My brows knit together as I struggle to process whether that was another joke, but before my mind can settle, a cold wave of realization crashes over me when I look at her wrists.
No cuffs.
“How did you get out?” I snap.
She tilts her head, as if amused by the question. “Told you. You’re so bad at your job.”
Anger flares within me, but I force it down, trying to push her words aside and keep my eyes on the road.
I pull up near our destination and cut the engine. For the first time since we fled the prison, I let myself really look at her. Daylight spills over her, highlighting details I hadn’t noticed before. The top of her uniform shirt is unbuttoned, revealing a sliver of collarbone and the faint sheen of sweat that glistens in the sun.
“Something caught your attention?” she asks, irritation lacing her words.

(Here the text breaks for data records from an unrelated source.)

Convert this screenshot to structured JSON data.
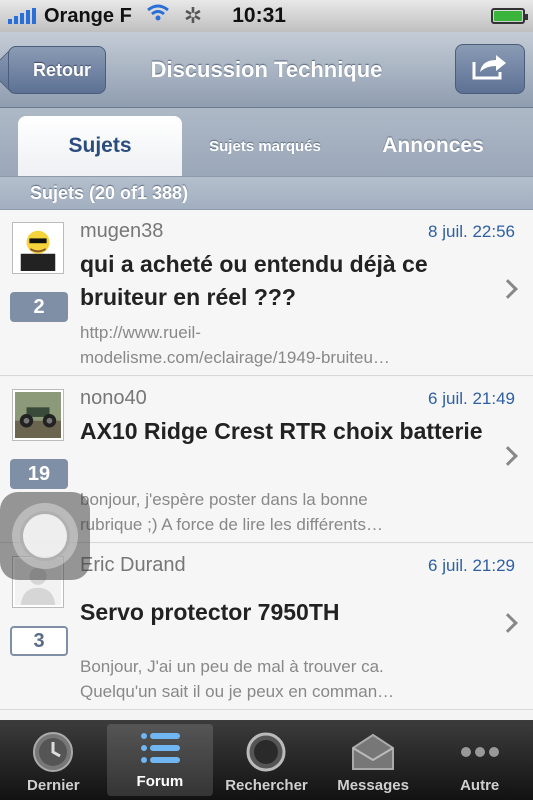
{
  "status_bar": {
    "carrier": "Orange F",
    "time": "10:31"
  },
  "nav": {
    "back_label": "Retour",
    "title": "Discussion Technique"
  },
  "tabs": [
    {
      "label": "Sujets",
      "active": true
    },
    {
      "label": "Sujets marqués",
      "active": false
    },
    {
      "label": "Annonces",
      "active": false
    }
  ],
  "section_header": "Sujets (20 of1 388)",
  "topics": [
    {
      "author": "mugen38",
      "date": "8 juil. 22:56",
      "title": "qui a acheté ou entendu déjà ce bruiteur en réel  ???",
      "preview_line1": "http://www.rueil-",
      "preview_line2": "modelisme.com/eclairage/1949-bruiteu…",
      "reply_count": "2",
      "unread": true,
      "avatar_icon": "cartoon-avatar-icon"
    },
    {
      "author": "nono40",
      "date": "6 juil. 21:49",
      "title": "AX10 Ridge Crest RTR choix batterie",
      "preview_line1": "bonjour, j'espère poster dans la bonne",
      "preview_line2": "rubrique ;)  A force de lire les différents…",
      "reply_count": "19",
      "unread": true,
      "avatar_icon": "rc-car-avatar-icon"
    },
    {
      "author": "Eric Durand",
      "date": "6 juil. 21:29",
      "title": "Servo protector 7950TH",
      "preview_line1": "Bonjour, J'ai un peu de mal à trouver ca.",
      "preview_line2": "Quelqu'un sait il ou je peux en comman…",
      "reply_count": "3",
      "unread": false,
      "avatar_icon": "default-user-avatar-icon"
    }
  ],
  "tab_bar": [
    {
      "label": "Dernier",
      "icon": "clock-icon",
      "active": false
    },
    {
      "label": "Forum",
      "icon": "list-icon",
      "active": true
    },
    {
      "label": "Rechercher",
      "icon": "search-icon",
      "active": false
    },
    {
      "label": "Messages",
      "icon": "envelope-icon",
      "active": false
    },
    {
      "label": "Autre",
      "icon": "more-icon",
      "active": false
    }
  ],
  "colors": {
    "link_date": "#2e5ea3",
    "badge": "#7e8fa6",
    "nav_gradient_top": "#c4ccd6",
    "nav_gradient_bottom": "#8f9db0"
  }
}
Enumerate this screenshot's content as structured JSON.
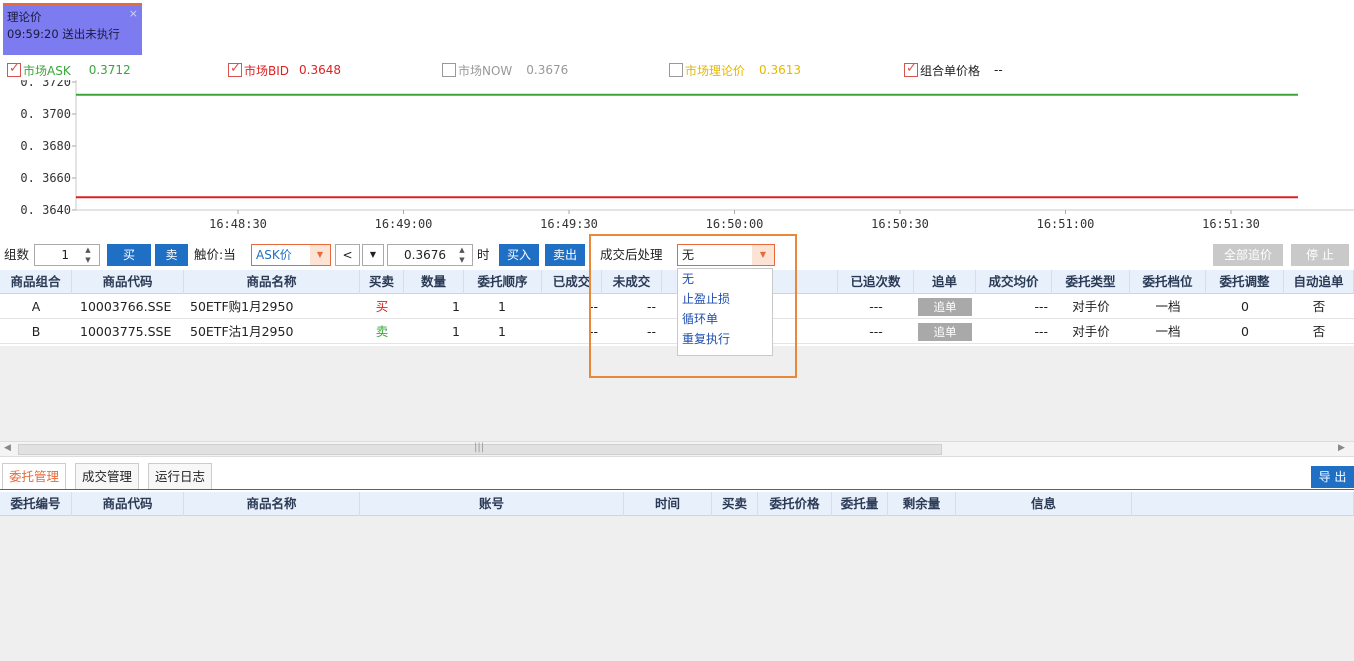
{
  "notice": {
    "title": "理论价",
    "message": "09:59:20 送出未执行",
    "close": "×"
  },
  "legend": [
    {
      "label": "市场ASK",
      "value": "0.3712",
      "checked": true,
      "color": "#3aa63a"
    },
    {
      "label": "市场BID",
      "value": "0.3648",
      "checked": true,
      "color": "#e02020"
    },
    {
      "label": "市场NOW",
      "value": "0.3676",
      "checked": false,
      "color": "#999999"
    },
    {
      "label": "市场理论价",
      "value": "0.3613",
      "checked": false,
      "color": "#e6b800"
    },
    {
      "label": "组合单价格",
      "value": "--",
      "checked": true,
      "color": "#222222"
    }
  ],
  "chart_data": {
    "type": "line",
    "y_ticks": [
      "0.3720",
      "0.3700",
      "0.3680",
      "0.3660",
      "0.3640"
    ],
    "x_ticks": [
      "16:48:30",
      "16:49:00",
      "16:49:30",
      "16:50:00",
      "16:50:30",
      "16:51:00",
      "16:51:30"
    ],
    "ylim": [
      0.364,
      0.372
    ],
    "series": [
      {
        "name": "市场ASK",
        "value": 0.3712,
        "color": "#3aa63a"
      },
      {
        "name": "市场BID",
        "value": 0.3648,
        "color": "#e02020"
      }
    ]
  },
  "toolbar": {
    "group_label": "组数",
    "group_count": "1",
    "buy": "买",
    "sell": "卖",
    "trigger_label": "触价:当",
    "trigger_price_type": "ASK价",
    "compare": "<",
    "price": "0.3676",
    "time_label": "时",
    "buy_in": "买入",
    "sell_out": "卖出",
    "after_fill_label": "成交后处理",
    "after_fill_value": "无",
    "chase_all": "全部追价",
    "stop": "停 止"
  },
  "after_fill_options": [
    "无",
    "止盈止损",
    "循环单",
    "重复执行"
  ],
  "upper_table": {
    "headers": [
      "商品组合",
      "商品代码",
      "商品名称",
      "买卖",
      "数量",
      "委托顺序",
      "已成交",
      "未成交",
      "已追次数",
      "追单",
      "成交均价",
      "委托类型",
      "委托档位",
      "委托调整",
      "自动追单"
    ],
    "rows": [
      {
        "combo": "A",
        "code": "10003766.SSE",
        "name": "50ETF购1月2950",
        "side": "买",
        "qty": "1",
        "order": "1",
        "filled": "--",
        "unfilled": "--",
        "chased": "---",
        "chase_btn": "追单",
        "avg": "---",
        "type": "对手价",
        "level": "一档",
        "adjust": "0",
        "auto": "否"
      },
      {
        "combo": "B",
        "code": "10003775.SSE",
        "name": "50ETF沽1月2950",
        "side": "卖",
        "qty": "1",
        "order": "1",
        "filled": "--",
        "unfilled": "--",
        "chased": "---",
        "chase_btn": "追单",
        "avg": "---",
        "type": "对手价",
        "level": "一档",
        "adjust": "0",
        "auto": "否"
      }
    ]
  },
  "tabs": [
    "委托管理",
    "成交管理",
    "运行日志"
  ],
  "export_label": "导 出",
  "lower_table": {
    "headers": [
      "委托编号",
      "商品代码",
      "商品名称",
      "账号",
      "时间",
      "买卖",
      "委托价格",
      "委托量",
      "剩余量",
      "信息"
    ]
  }
}
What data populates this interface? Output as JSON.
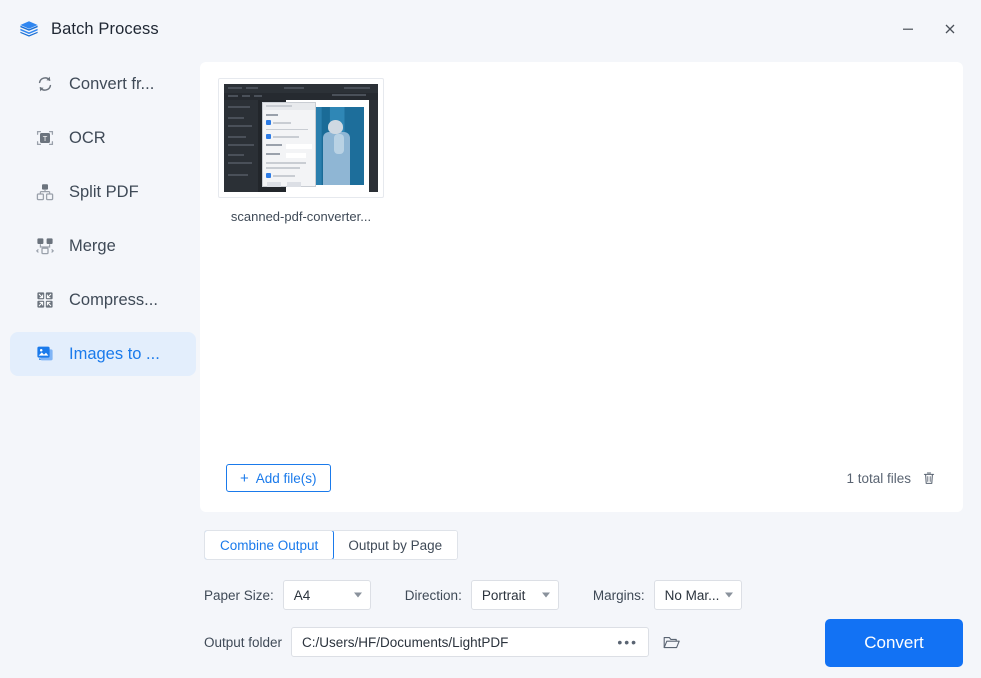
{
  "window": {
    "title": "Batch Process",
    "logo_icon": "layers-stack-icon",
    "minimize_icon": "minimize-icon",
    "close_icon": "close-icon",
    "accent_color": "#1a7aeb",
    "convert_button_color": "#1272f4",
    "active_item_bg": "#e3eefc",
    "background_color": "#f4f6fa"
  },
  "sidebar": {
    "items": [
      {
        "label": "Convert fr...",
        "icon": "convert-refresh-icon",
        "active": false
      },
      {
        "label": "OCR",
        "icon": "ocr-text-frame-icon",
        "active": false
      },
      {
        "label": "Split PDF",
        "icon": "split-pdf-icon",
        "active": false
      },
      {
        "label": "Merge",
        "icon": "merge-icon",
        "active": false
      },
      {
        "label": "Compress...",
        "icon": "compress-icon",
        "active": false
      },
      {
        "label": "Images to ...",
        "icon": "images-to-pdf-icon",
        "active": true
      }
    ]
  },
  "files": {
    "items": [
      {
        "name": "scanned-pdf-converter...",
        "thumbnail": "pdf-editor-screenshot-thumbnail"
      }
    ],
    "add_button": {
      "label": "Add file(s)",
      "icon": "plus-icon"
    },
    "count_label": "1 total files",
    "delete_icon": "trash-icon"
  },
  "output_mode": {
    "options": [
      "Combine Output",
      "Output by Page"
    ],
    "selected": "Combine Output"
  },
  "settings": {
    "paper_size": {
      "label": "Paper Size:",
      "value": "A4",
      "caret_icon": "chevron-down-icon"
    },
    "direction": {
      "label": "Direction:",
      "value": "Portrait",
      "caret_icon": "chevron-down-icon"
    },
    "margins": {
      "label": "Margins:",
      "value": "No Mar...",
      "caret_icon": "chevron-down-icon"
    },
    "output_folder": {
      "label": "Output folder",
      "value": "C:/Users/HF/Documents/LightPDF",
      "more_icon": "ellipsis-icon",
      "browse_icon": "open-folder-icon"
    }
  },
  "actions": {
    "convert_label": "Convert"
  }
}
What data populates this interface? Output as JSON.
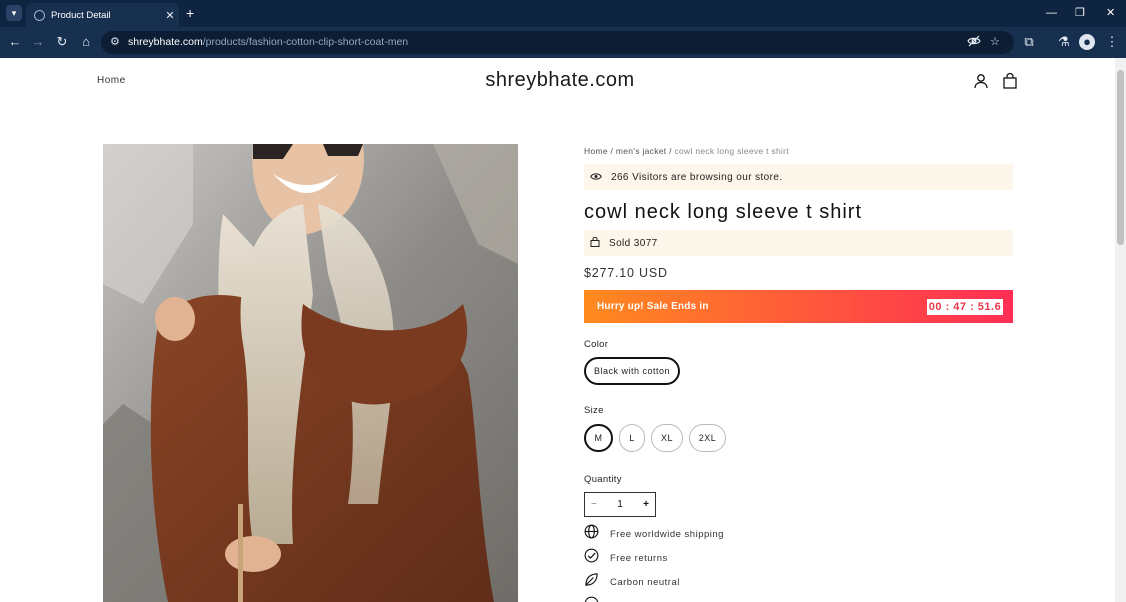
{
  "browser": {
    "tab_title": "Product Detail",
    "tab_close": "✕",
    "new_tab": "+",
    "url_host": "shreybhate.com",
    "url_path": "/products/fashion-cotton-clip-short-coat-men"
  },
  "header": {
    "home_label": "Home",
    "logo": "shreybhate.com"
  },
  "breadcrumb": {
    "home": "Home",
    "sep": " / ",
    "category": "men's jacket",
    "current": "cowl neck long sleeve t shirt"
  },
  "visitors_text": "266 Visitors are browsing our store.",
  "product": {
    "title": "cowl neck long sleeve t shirt",
    "sold_text": "Sold 3077",
    "price": "$277.10 USD"
  },
  "sale": {
    "label": "Hurry up! Sale Ends in",
    "timer": "00 : 47 : 51.6"
  },
  "color": {
    "label": "Color",
    "options": [
      "Black with cotton"
    ]
  },
  "size": {
    "label": "Size",
    "options": [
      "M",
      "L",
      "XL",
      "2XL"
    ],
    "selected": "M"
  },
  "quantity": {
    "label": "Quantity",
    "value": "1",
    "minus": "−",
    "plus": "+"
  },
  "features": [
    "Free worldwide shipping",
    "Free returns",
    "Carbon neutral"
  ],
  "colors": {
    "browser_bg": "#0f2440",
    "toolbar_bg": "#17304f",
    "notice_bg": "#fdf6ea",
    "sale_gradient_start": "#ff8a1e",
    "sale_gradient_end": "#ff2e55",
    "timer_text": "#e8364a"
  }
}
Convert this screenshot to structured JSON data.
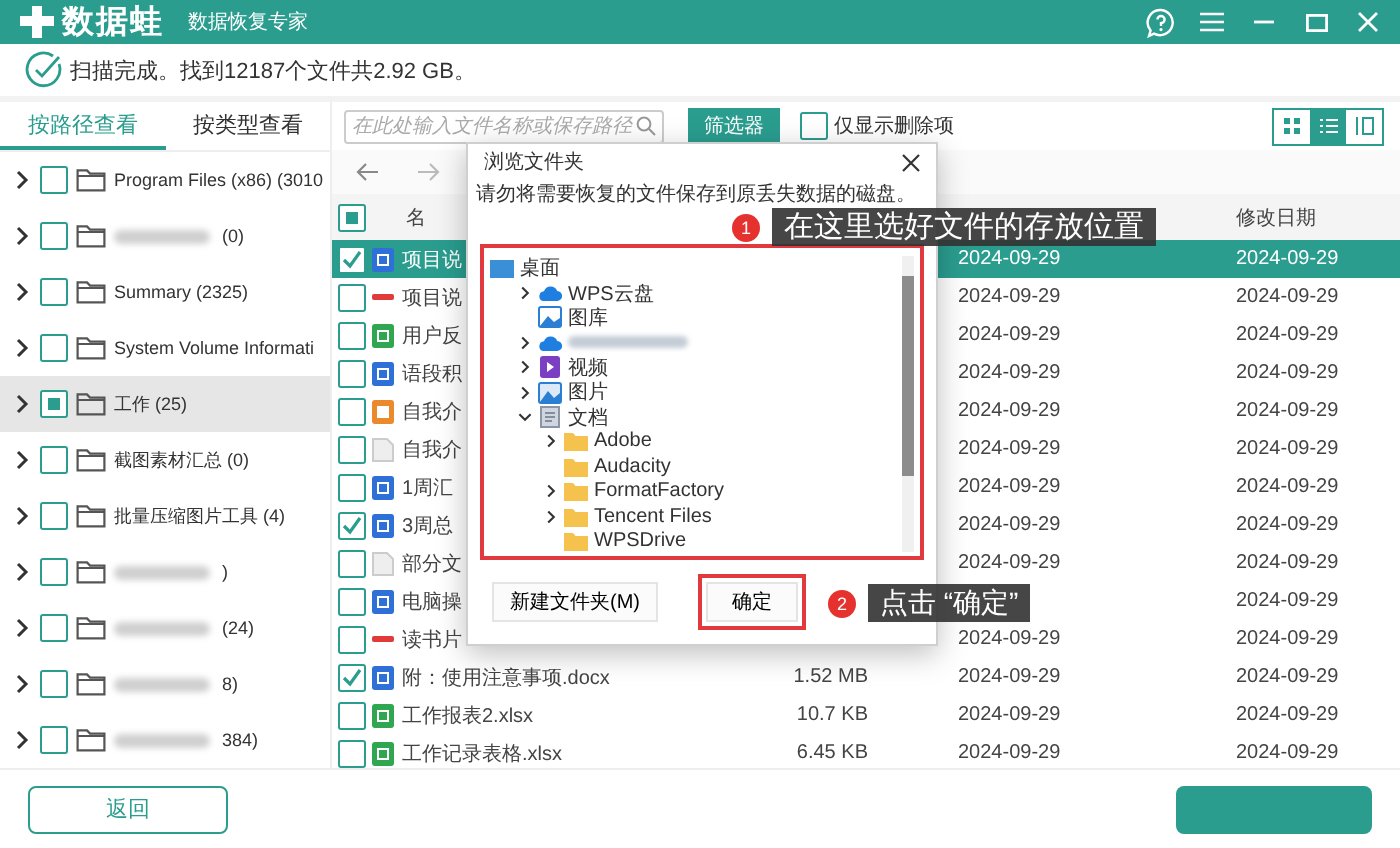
{
  "app": {
    "logo_text": "数据蛙",
    "subtitle": "数据恢复专家"
  },
  "scan_status": "扫描完成。找到12187个文件共2.92 GB。",
  "view_tabs": [
    {
      "label": "按路径查看",
      "selected": true
    },
    {
      "label": "按类型查看",
      "selected": false
    }
  ],
  "tree": [
    {
      "label": "Program Files (x86) (3010",
      "blurred": false,
      "checked": false,
      "indeterminate": false,
      "expanded": false,
      "selected": false
    },
    {
      "label": "(0)",
      "blurred": true,
      "checked": false,
      "indeterminate": false,
      "expanded": false,
      "selected": false
    },
    {
      "label": "Summary (2325)",
      "blurred": false,
      "checked": false,
      "indeterminate": false,
      "expanded": false,
      "selected": false
    },
    {
      "label": "System Volume Informati",
      "blurred": false,
      "checked": false,
      "indeterminate": false,
      "expanded": false,
      "selected": false
    },
    {
      "label": "工作 (25)",
      "blurred": false,
      "checked": false,
      "indeterminate": true,
      "expanded": false,
      "selected": true
    },
    {
      "label": "截图素材汇总 (0)",
      "blurred": false,
      "checked": false,
      "indeterminate": false,
      "expanded": false,
      "selected": false
    },
    {
      "label": "批量压缩图片工具 (4)",
      "blurred": false,
      "checked": false,
      "indeterminate": false,
      "expanded": false,
      "selected": false
    },
    {
      "label": ")",
      "blurred": true,
      "checked": false,
      "indeterminate": false,
      "expanded": false,
      "selected": false
    },
    {
      "label": "(24)",
      "blurred": true,
      "checked": false,
      "indeterminate": false,
      "expanded": false,
      "selected": false
    },
    {
      "label": "8)",
      "blurred": true,
      "checked": false,
      "indeterminate": false,
      "expanded": false,
      "selected": false
    },
    {
      "label": "384)",
      "blurred": true,
      "checked": false,
      "indeterminate": false,
      "expanded": false,
      "selected": false
    }
  ],
  "search": {
    "placeholder": "在此处输入文件名称或保存路径"
  },
  "filter_button": "筛选器",
  "deleted_only": {
    "label": "仅显示删除项",
    "checked": false
  },
  "views": [
    {
      "kind": "grid",
      "selected": false
    },
    {
      "kind": "list",
      "selected": true
    },
    {
      "kind": "columns",
      "selected": false
    }
  ],
  "table": {
    "header": {
      "name": "名",
      "modified": "修改日期"
    },
    "header_checked": false,
    "header_indeterminate": true,
    "rows": [
      {
        "kind": "word",
        "name": "项目说",
        "checked": true,
        "selected": true,
        "created": "2024-09-29",
        "modified": "2024-09-29"
      },
      {
        "kind": "pdf",
        "name": "项目说",
        "checked": false,
        "selected": false,
        "created": "2024-09-29",
        "modified": "2024-09-29"
      },
      {
        "kind": "excel",
        "name": "用户反",
        "checked": false,
        "selected": false,
        "created": "2024-09-29",
        "modified": "2024-09-29"
      },
      {
        "kind": "word",
        "name": "语段积",
        "checked": false,
        "selected": false,
        "created": "2024-09-29",
        "modified": "2024-09-29"
      },
      {
        "kind": "ppt",
        "name": "自我介",
        "checked": false,
        "selected": false,
        "created": "2024-09-29",
        "modified": "2024-09-29"
      },
      {
        "kind": "text",
        "name": "自我介",
        "checked": false,
        "selected": false,
        "created": "2024-09-29",
        "modified": "2024-09-29"
      },
      {
        "kind": "word",
        "name": "1周汇",
        "checked": false,
        "selected": false,
        "created": "2024-09-29",
        "modified": "2024-09-29"
      },
      {
        "kind": "word",
        "name": "3周总",
        "checked": true,
        "selected": false,
        "created": "2024-09-29",
        "modified": "2024-09-29"
      },
      {
        "kind": "text",
        "name": "部分文",
        "checked": false,
        "selected": false,
        "created": "2024-09-29",
        "modified": "2024-09-29"
      },
      {
        "kind": "word",
        "name": "电脑操",
        "checked": false,
        "selected": false,
        "modified": "2024-09-29"
      },
      {
        "kind": "pdf",
        "name": "读书片",
        "checked": false,
        "selected": false,
        "created": "2024-09-29",
        "modified": "2024-09-29"
      },
      {
        "kind": "word",
        "name": "附：使用注意事项.docx",
        "checked": true,
        "selected": false,
        "size": "1.52 MB",
        "created": "2024-09-29",
        "modified": "2024-09-29"
      },
      {
        "kind": "excel",
        "name": "工作报表2.xlsx",
        "checked": false,
        "selected": false,
        "size": "10.7 KB",
        "created": "2024-09-29",
        "modified": "2024-09-29"
      },
      {
        "kind": "excel",
        "name": "工作记录表格.xlsx",
        "checked": false,
        "selected": false,
        "size": "6.45 KB",
        "created": "2024-09-29",
        "modified": "2024-09-29"
      }
    ]
  },
  "dialog": {
    "title": "浏览文件夹",
    "message": "请勿将需要恢复的文件保存到原丢失数据的磁盘。",
    "tree_highlighted": true,
    "tree": [
      {
        "label": "桌面",
        "kind": "desktop",
        "expandable": false,
        "children": [
          {
            "label": "WPS云盘",
            "kind": "cloud",
            "expandable": true,
            "expanded": false
          },
          {
            "label": "图库",
            "kind": "gallery",
            "expandable": false
          },
          {
            "blurred": true,
            "kind": "cloud",
            "expandable": true,
            "expanded": false
          },
          {
            "label": "视频",
            "kind": "video",
            "expandable": true,
            "expanded": false
          },
          {
            "label": "图片",
            "kind": "picture",
            "expandable": true,
            "expanded": false
          },
          {
            "label": "文档",
            "kind": "documents",
            "expandable": true,
            "expanded": true,
            "children": [
              {
                "label": "Adobe",
                "kind": "folder",
                "expandable": true,
                "expanded": false
              },
              {
                "label": "Audacity",
                "kind": "folder",
                "expandable": false
              },
              {
                "label": "FormatFactory",
                "kind": "folder",
                "expandable": true,
                "expanded": false
              },
              {
                "label": "Tencent Files",
                "kind": "folder",
                "expandable": true,
                "expanded": false
              },
              {
                "label": "WPSDrive",
                "kind": "folder",
                "expandable": false
              }
            ]
          }
        ]
      }
    ],
    "buttons": [
      {
        "label": "新建文件夹(M)",
        "highlighted": false
      },
      {
        "label": "确定",
        "highlighted": true
      }
    ]
  },
  "callouts": [
    {
      "number": "1",
      "text": "在这里选好文件的存放位置"
    },
    {
      "number": "2",
      "text": "点击 “确定”"
    }
  ],
  "back_button": "返回"
}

Realizing I’ve been caught staring, I jerk my gaze back to her face, just in time to catch the glint of something dangerous in her eyes—a fleeting shadow of murderous intent that dares me to push further.
“I’m sorry,” I mumble, heat flaring across my face once again. It’s maddening—how my mind seems to short-circuit whenever I look at her. She’s chaos draped in silk, a single vivid streak of color cutting through the washed-out gray of the mayhem surrounding us.
I can’t deny the weird pull she has on me.
“We’ll take a bike from here. Is that okay?” I ask quietly, trying to keep my voice steady.
“Is that okay?” she parrots, that infuriating trace of mockery threading through her voice. “Jesus Christ,” she sighs, rolling her eyes with deliberate exasperation before shoving the van door open and stepping out into the sun-drenched street.